Hello, leggy lovelies,
Excuse my long hiatus—fall has brought with it a ramp-up at work, and styling and moving to a new neighborhood have left me with nary a free moment! That said, I’m ready to be back in full blogging swing with a fun series kicking off next week on vintage and vintage-inspired fashion for talls! I’ll take you through the decades, and serve up a little fashion history, a dash of good visuals, and heaping spoonfuls of great tips for dressing with timeless panache.
But first, a little update on my styling work. I have been working with lots of new clients this fall, and am becoming very comfortable working with…petites! Most of my new assignments are petite (5’4”ish and under), and I’ve started to embrace the other side of the height spectrum—recognizing that style-related challenges on both sides of the bell curve can be quite similar (shoes in a size 5 are about as rare as 12s!) When I think about the handy-dandy little tips that I keep dispensing among my petite clientele, I think it’s high time I shared them with my tall readers as well!
- Pants or denim should break over the back of your heel: Petite pants and jeans can be more economical in saving hemming costs, but some of my leggier petite clients even find petite pants to be too short. There are lots of dependencies when determining the correct length for a pant (Is it a trouser? A skinny leg? Are you wearing it with flats or heels?), but I generally use this rule of thumb: if you’re purchasing a work pant or non-skinny denim, the trouser/pant should AT LEAST extend to the sole on the back of your heeled shoe. It can be any height of heel, but if the back of your shoe isn’t covered, the pant is too short.
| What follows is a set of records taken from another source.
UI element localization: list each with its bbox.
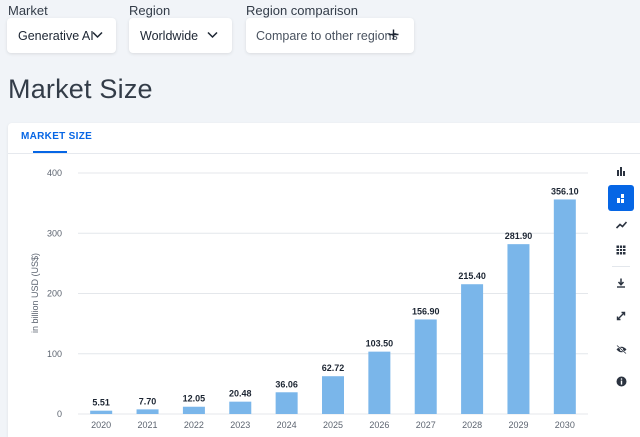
x-tick-label: 2029	[508, 420, 528, 430]
x-tick-label: 2024	[277, 420, 297, 430]
data-label: 156.90	[412, 306, 440, 316]
region-label: Region	[129, 3, 171, 18]
market-dropdown[interactable]: Generative AI	[7, 18, 116, 53]
download-icon	[617, 278, 625, 288]
x-tick-label: 2027	[416, 420, 436, 430]
table-icon	[616, 245, 626, 255]
region-comparison-label: Region comparison	[246, 3, 359, 18]
y-axis-label: in billion USD (US$)	[30, 253, 40, 333]
bar-chart-button[interactable]	[608, 158, 634, 184]
tab-market-size[interactable]: MARKET SIZE	[21, 131, 93, 142]
market-label: Market	[8, 3, 48, 18]
hide-button[interactable]	[608, 336, 634, 362]
bar-2028[interactable]	[461, 284, 484, 414]
y-tick-label: 400	[47, 168, 62, 178]
data-label: 62.72	[322, 363, 345, 373]
y-tick-label: 300	[47, 228, 62, 238]
bar-2020[interactable]	[90, 410, 113, 414]
data-label: 281.90	[505, 231, 533, 241]
y-tick-label: 100	[47, 349, 62, 359]
x-tick-label: 2023	[230, 420, 250, 430]
market-value: Generative AI	[18, 28, 94, 43]
x-tick-label: 2026	[369, 420, 389, 430]
bar-2025[interactable]	[322, 376, 344, 414]
x-tick-label: 2022	[184, 420, 204, 430]
page-title: Market Size	[8, 74, 153, 104]
x-tick-label: 2021	[138, 420, 158, 430]
data-label: 103.50	[366, 339, 394, 349]
region-value: Worldwide	[140, 28, 199, 43]
stacked-bar-button[interactable]	[608, 185, 634, 211]
info-button[interactable]	[608, 368, 634, 394]
y-tick-label: 200	[47, 289, 62, 299]
compare-regions-text: Compare to other regions	[256, 28, 398, 43]
line-chart-icon	[615, 221, 627, 229]
data-label: 5.51	[92, 398, 110, 408]
x-tick-label: 2020	[91, 420, 111, 430]
bar-2023[interactable]	[229, 401, 252, 414]
data-label: 215.40	[458, 271, 486, 281]
bar-2026[interactable]	[368, 351, 391, 414]
bar-chart-icon	[617, 167, 625, 176]
tab-underline	[33, 151, 67, 153]
table-button[interactable]	[608, 237, 634, 263]
data-label: 20.48	[229, 389, 252, 399]
data-label: 36.06	[275, 379, 298, 389]
x-tick-label: 2025	[323, 420, 343, 430]
fullscreen-button[interactable]	[608, 303, 634, 329]
x-tick-label: 2028	[462, 420, 482, 430]
bar-2022[interactable]	[182, 406, 205, 414]
compare-regions-button[interactable]: Compare to other regions	[246, 18, 414, 53]
fullscreen-icon	[616, 311, 626, 321]
y-tick-label: 0	[57, 409, 62, 419]
hide-icon	[615, 344, 627, 354]
data-label: 356.10	[551, 186, 579, 196]
bar-2021[interactable]	[136, 409, 159, 414]
line-chart-button[interactable]	[608, 212, 634, 238]
data-label: 12.05	[183, 394, 206, 404]
chevron-down-icon	[207, 31, 218, 39]
chevron-down-icon	[92, 31, 103, 39]
stacked-bar-icon	[617, 194, 624, 203]
bar-2030[interactable]	[553, 199, 576, 414]
toolbar-separator	[612, 266, 630, 267]
bar-2029[interactable]	[507, 244, 530, 414]
x-tick-label: 2030	[555, 420, 575, 430]
plus-icon	[388, 29, 399, 40]
download-button[interactable]	[608, 270, 634, 296]
info-icon	[616, 376, 626, 386]
bar-2024[interactable]	[275, 392, 298, 414]
bar-2027[interactable]	[414, 319, 437, 414]
divider	[8, 153, 640, 154]
region-dropdown[interactable]: Worldwide	[129, 18, 232, 53]
data-label: 7.70	[139, 396, 157, 406]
- Buy denim a bit small, but make sure the rise is flattering on you: As tempting as it is to opt for jeans that are comfy and have “some give” from the first try, you should err on the tighter side—not restrictive or circulation-cutting, but snug. Most jeans have anywhere from 2%-15% spandex content, and will stretch with wear. But most important, make sure the rise is flattering for you. If you are bottom-heavy, opt for a lower rise to eliminate gapping (5” or so for talls) and a higher rise if you have a thicker waistline (8”+). The most flattering rise for all body types is mid-rise—somewhere in the 6”-7” range.
- Apply the rule of 3: When my petite clients are transitioning into more colorful and experimental wardrobes, they sometimes express intimidation in going overboard with color. Based on some general design principles (and 60-30-10 proportions), I recommend the “Rule of 3”—if you’re a bit colorshocked, wear no more than 3 colors at once. This could be three neutrals; two brights and a neutral; two neutrals and a bright; et cetera. A good example of this rule enacted is a yellow shirt paired with a green skirt and black cardigan, tights, and shoes.
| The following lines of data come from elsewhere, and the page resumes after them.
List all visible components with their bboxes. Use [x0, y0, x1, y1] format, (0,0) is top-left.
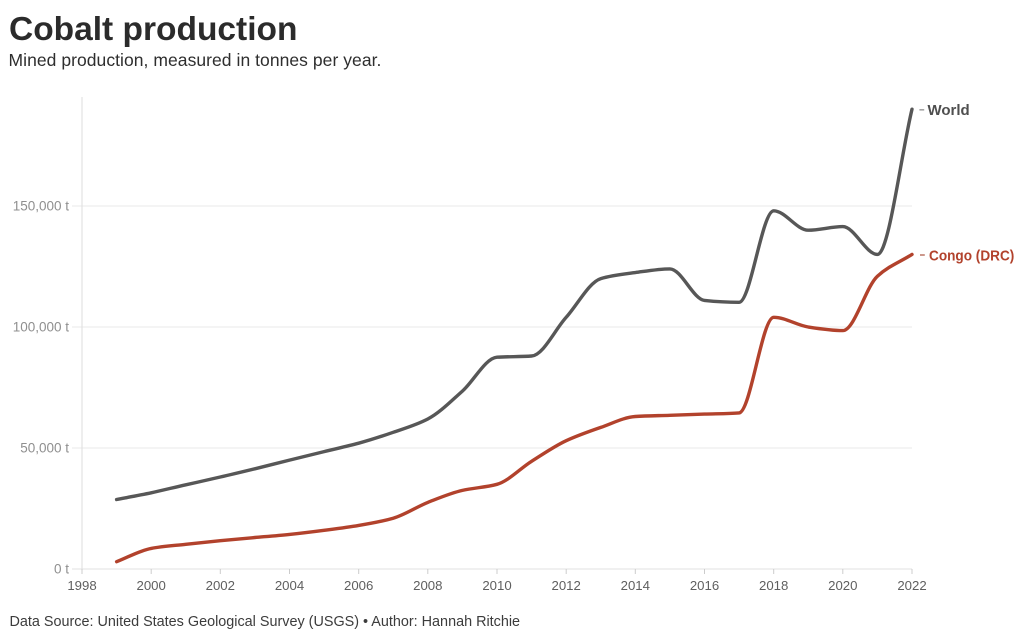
svg-text:2006: 2006 [344, 578, 373, 593]
svg-text:150,000 t: 150,000 t [13, 199, 70, 214]
svg-text:2000: 2000 [137, 578, 166, 593]
svg-text:2008: 2008 [413, 578, 442, 593]
svg-text:0 t: 0 t [54, 562, 69, 577]
svg-text:2020: 2020 [828, 578, 857, 593]
svg-text:2004: 2004 [275, 578, 304, 593]
svg-text:1998: 1998 [67, 578, 96, 593]
svg-text:2010: 2010 [482, 578, 511, 593]
svg-text:2012: 2012 [552, 578, 581, 593]
svg-text:2002: 2002 [206, 578, 235, 593]
svg-text:50,000 t: 50,000 t [20, 441, 69, 456]
svg-text:2016: 2016 [690, 578, 719, 593]
svg-text:2022: 2022 [897, 578, 926, 593]
svg-text:Congo (DRC): Congo (DRC) [929, 247, 1014, 264]
svg-text:2018: 2018 [759, 578, 788, 593]
svg-text:100,000 t: 100,000 t [13, 320, 70, 335]
svg-text:2014: 2014 [621, 578, 650, 593]
svg-text:World: World [928, 102, 970, 119]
- For instant polish when wearing dresses/skirts, match your shoes to your hose: Although this is relatively self-explanatory, it is worth noting that having tights in some basic solids including black, navy, brown, and gray and shoes to match help to instantly tie any skirt-centric outfit together. An added bonus is the leg-lengthening effect of matching your shoes and hose.
- The “must have” item for fall and winter is…: ALWAYS a great coat. Save your pennies and invest in one (or several) winter coats that make you feel absolutely fab. Coats are all most people see on you in the coldest months, so if you love color, patterns, or a particular shape (whether pea or trapeze), invest in the details that will lift your heart and brighten your outlook on a cold, gray day.